Given its established role in cellular energy metabolism and emerging neuroprotective properties, creatine has been proposed as a potential intervention to mitigate brain-related changes associated with estrogen deficiency. Preclinical evidence indicates that creatine supplementation can enhance mitochondrial function, reduce oxidative damage, and support synaptic integrity under conditions of hormonal fluctuation and metabolic stress (8–10). However, evidence supporting the efficacy of creatine alone in perimenopausal women remains limited, as most preclinical and clinical studies have primarily investigated its effects in conjunction with resistance training (11). A recent population-based cross-sectional study demonstrated that optimal dietary creatine intake (~750 mg per day) was significantly associated with reduced risks of reproductive health issues in U.S. women, including peri- menopausal conditions such as irregular menstrual cycles, pelvic pathology, and hormone replacement therapy use (12).

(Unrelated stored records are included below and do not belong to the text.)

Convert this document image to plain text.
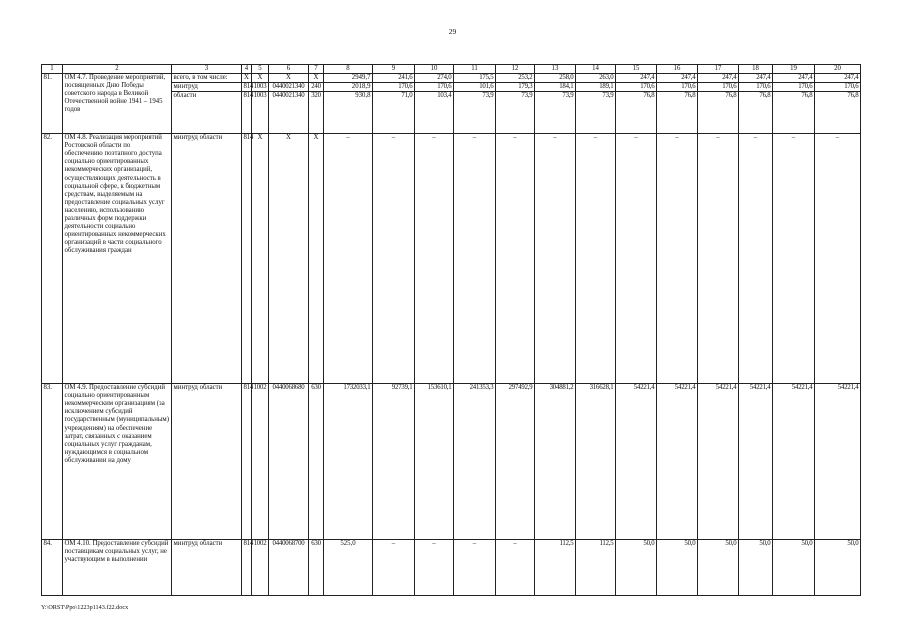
29
1	2	3	4	5	6	7	8	9	10	11	12	13	14	15	16	17	18	19	20
81.	ОМ 4.7. Проведение мероприятий, посвященных Дню Победы советского народа в Великой Отечественной войне 1941 – 1945 годов	всего, в том числе:	Х	Х	Х	Х	2949,7	241,6	274,0	175,5	253,2	258,0	263,0	247,4	247,4	247,4	247,4	247,4	247,4
		минтруд	814	1003	0440021340	240	2018,9	170,6	170,6	101,6	179,3	184,1	189,1	170,6	170,6	170,6	170,6	170,6	170,6
		области	814	1003	0440021340	320	930,8	71,0	103,4	73,9	73,9	73,9	73,9	76,8	76,8	76,8	76,8	76,8	76,8
82.	ОМ 4.8. Реализация мероприятий Ростовской области по обеспечению поэтапного доступа социально ориентированных некоммерческих организаций, осуществляющих деятельность в социальной сфере, к бюджетным средствам, выделяемым на предоставление социальных услуг населению, использованию различных форм поддержки деятельности социально ориентированных некоммерческих организаций в части социального обслуживания граждан	минтруд области	814	Х	Х	Х	–	–	–	–	–	–	–	–	–	–	–	–	–
83.	ОМ 4.9. Предоставление субсидий социально ориентированным некоммерческим организациям (за исключением субсидий государственным (муниципальным) учреждениям) на обеспечение затрат, связанных с оказанием социальных услуг гражданам, нуждающимся в социальном обслуживании на дому	минтруд области	814	1002	0440068680	630	1732033,1	92739,1	153610,1	241353,3	297492,9	304881,2	316628,1	54221,4	54221,4	54221,4	54221,4	54221,4	54221,4
84.	ОМ 4.10. Предоставление субсидий поставщикам социальных услуг, не участвующим в выполнении	минтруд области	814	1002	0440068700	630	525,0	–	–	–	–	112,5	112,5	50,0	50,0	50,0	50,0	50,0	50,0
Y:\ORST\Ppo\1223p1143.f22.docx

Despite these promising associations, the potential effects of creatine supplementation on perimenopausal and menopausal outcomes remain largely understudied—particularly in the context of low-dose formulations such as creatine hydrochloride and creatine ethyl ester. These alternative forms may exhibit enhanced solubility and bioavailability while reducing the risk of gastrointestinal discomfort commonly associated with higher doses of creatine monohydrate, the most extensively studied form of creatine supplementation. Preliminary evidence suggests that low-dose creatine formulations may confer beneficial effects across various conditions (13,14), and may elicit outcomes comparable to those observed with substantially higher doses of other creatine compounds (15). Furthermore, it remains unknown whether the co-administration of low-dose creatine salts with distinct physicochemical properties produces synergistic effects that enhance overall creatine uptake and tissue distribution. Consequently, the primary objective of this trial was to investigate the effects of medium-term supplementation with varying doses of creatine hydrochloride, either alone or in combination with creatine ethyl ester, on cognitive function, clinical outcomes, brain creatine levels, and biochemical markers in perimenopausal and menopausal women. We hypothesized that supplementation with creatine hydrochloride, particularly in combination with creatine ethyl ester, would lead to more substantial improvements in cognitive
performance and perimenopausal symptoms and greater increases in brain creatine concentrations compared to placebo, in perimenopausal and menopausal women.